Con la misma insolencia que solía arrancarnos el bocado en el recreo, el Loco Mena se acerca por detrás y me quita los lentes. No me digas que estás de incógnito, me dice, soltando un graznido de gaviota con tufo a trapiche. La misma risa de la infancia aunque ya vieja, ya convertida en desesperación. Me había seguido un par de calles desde el hotel, a fin de asegurarse de que el tipo rengueante, miope y calvo, era yo en persona. Cojeas estilo canoa, me dice, y suelta una nueva carcajada.

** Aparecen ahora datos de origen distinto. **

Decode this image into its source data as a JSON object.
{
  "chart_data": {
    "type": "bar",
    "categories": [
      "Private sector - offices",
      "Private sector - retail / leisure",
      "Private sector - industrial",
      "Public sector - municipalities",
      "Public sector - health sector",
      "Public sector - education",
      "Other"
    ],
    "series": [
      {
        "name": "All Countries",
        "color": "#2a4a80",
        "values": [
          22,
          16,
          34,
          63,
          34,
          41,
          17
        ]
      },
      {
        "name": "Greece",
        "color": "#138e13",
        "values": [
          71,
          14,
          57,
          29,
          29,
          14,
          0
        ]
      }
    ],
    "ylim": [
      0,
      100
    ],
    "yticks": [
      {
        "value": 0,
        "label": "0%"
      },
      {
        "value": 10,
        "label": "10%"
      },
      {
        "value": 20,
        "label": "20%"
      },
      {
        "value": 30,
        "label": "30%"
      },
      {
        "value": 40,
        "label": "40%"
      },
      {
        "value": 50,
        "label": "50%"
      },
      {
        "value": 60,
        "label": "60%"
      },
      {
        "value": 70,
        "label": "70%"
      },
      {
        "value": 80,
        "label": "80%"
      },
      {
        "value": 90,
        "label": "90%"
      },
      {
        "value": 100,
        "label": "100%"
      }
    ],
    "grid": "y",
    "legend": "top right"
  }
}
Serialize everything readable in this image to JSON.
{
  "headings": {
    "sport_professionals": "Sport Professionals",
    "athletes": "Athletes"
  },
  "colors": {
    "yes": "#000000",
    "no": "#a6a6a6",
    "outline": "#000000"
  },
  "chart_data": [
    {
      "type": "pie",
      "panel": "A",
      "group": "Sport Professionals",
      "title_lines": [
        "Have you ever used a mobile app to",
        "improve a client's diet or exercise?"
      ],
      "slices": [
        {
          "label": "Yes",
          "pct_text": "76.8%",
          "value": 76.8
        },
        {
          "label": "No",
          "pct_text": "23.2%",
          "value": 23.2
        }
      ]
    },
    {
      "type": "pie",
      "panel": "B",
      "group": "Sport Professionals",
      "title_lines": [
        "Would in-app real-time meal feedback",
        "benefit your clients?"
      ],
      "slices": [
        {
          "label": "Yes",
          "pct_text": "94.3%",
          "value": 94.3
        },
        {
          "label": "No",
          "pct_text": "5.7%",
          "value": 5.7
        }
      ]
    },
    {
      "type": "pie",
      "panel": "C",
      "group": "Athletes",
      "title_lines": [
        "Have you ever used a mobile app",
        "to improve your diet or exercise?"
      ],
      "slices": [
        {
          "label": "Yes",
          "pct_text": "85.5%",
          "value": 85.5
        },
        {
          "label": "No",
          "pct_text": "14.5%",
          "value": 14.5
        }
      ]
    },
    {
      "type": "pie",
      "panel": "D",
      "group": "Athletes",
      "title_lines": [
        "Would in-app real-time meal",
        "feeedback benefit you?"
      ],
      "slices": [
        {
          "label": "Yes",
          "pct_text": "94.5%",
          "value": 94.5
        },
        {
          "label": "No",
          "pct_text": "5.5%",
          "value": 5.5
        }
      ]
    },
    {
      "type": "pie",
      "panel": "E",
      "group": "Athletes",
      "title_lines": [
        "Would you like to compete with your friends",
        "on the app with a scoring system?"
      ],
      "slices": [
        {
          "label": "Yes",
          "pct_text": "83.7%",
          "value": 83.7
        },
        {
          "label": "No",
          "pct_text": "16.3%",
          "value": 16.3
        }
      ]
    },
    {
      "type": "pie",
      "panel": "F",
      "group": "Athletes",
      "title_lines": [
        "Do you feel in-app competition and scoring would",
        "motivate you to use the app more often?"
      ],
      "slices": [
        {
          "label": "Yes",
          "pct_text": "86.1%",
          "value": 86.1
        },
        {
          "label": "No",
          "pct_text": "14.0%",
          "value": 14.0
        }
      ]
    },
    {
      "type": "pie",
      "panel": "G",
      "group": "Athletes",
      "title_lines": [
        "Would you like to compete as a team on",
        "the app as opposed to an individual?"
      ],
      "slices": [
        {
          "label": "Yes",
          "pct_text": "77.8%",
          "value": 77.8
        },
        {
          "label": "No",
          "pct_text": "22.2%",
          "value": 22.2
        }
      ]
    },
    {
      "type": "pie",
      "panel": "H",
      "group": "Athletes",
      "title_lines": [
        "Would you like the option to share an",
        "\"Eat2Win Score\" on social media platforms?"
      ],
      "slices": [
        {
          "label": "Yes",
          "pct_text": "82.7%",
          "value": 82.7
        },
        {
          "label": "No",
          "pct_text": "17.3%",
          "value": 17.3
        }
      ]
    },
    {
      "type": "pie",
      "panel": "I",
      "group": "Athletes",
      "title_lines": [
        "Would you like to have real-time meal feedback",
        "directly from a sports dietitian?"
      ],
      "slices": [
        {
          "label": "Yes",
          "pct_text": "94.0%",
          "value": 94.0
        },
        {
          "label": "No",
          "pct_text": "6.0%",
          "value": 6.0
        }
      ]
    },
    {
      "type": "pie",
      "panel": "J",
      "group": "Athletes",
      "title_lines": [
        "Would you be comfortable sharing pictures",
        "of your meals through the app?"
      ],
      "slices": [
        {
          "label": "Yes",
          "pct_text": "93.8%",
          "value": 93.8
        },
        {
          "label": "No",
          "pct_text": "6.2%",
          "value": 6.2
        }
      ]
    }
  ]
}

Amoratándome el brazo me conduce al Gato Negro, un bebedero por el que habían pasado algunas generaciones de sedientos, incluido el propietario actual. También él, como nosotros, era escuelero en los años sesenta. ¿Lo reconoces?, le pregunta el Loco, exhibiéndome como a un caballo en venta. Sus gelatinosos ojos de pescado suben del mostrador hasta mi mentón. Sin dar ninguna respuesta, se esfuma detrás de una cortina y vuelve con dos vasos, una coca y media botella de Norteño. El Loco toma las botellas y los vasos, y se enrumba hacia una mesa. Yo pago la cuenta y me encamino al baño, para calibrar el alma por las narices.
No tengo que abrir la boca sino es para beber y fumar, mientras el Loco, como si estuviera jugando al flipper con la escopeta, me enumera muertes y desgracias de un sinfín de excompañeros. Nuestra mesa se va achicando con el goteo de sus amigos. Mira quién viene, me dice eufórico, señalándome un esqueleto tambaleante en dirección a nuestra mesa. No sé cómo, en ese esperpento reconozco a mi vecino de pupitre. Aquamán, le digo, palmoteándole el omóplato con cuidado para no desbaratarlo.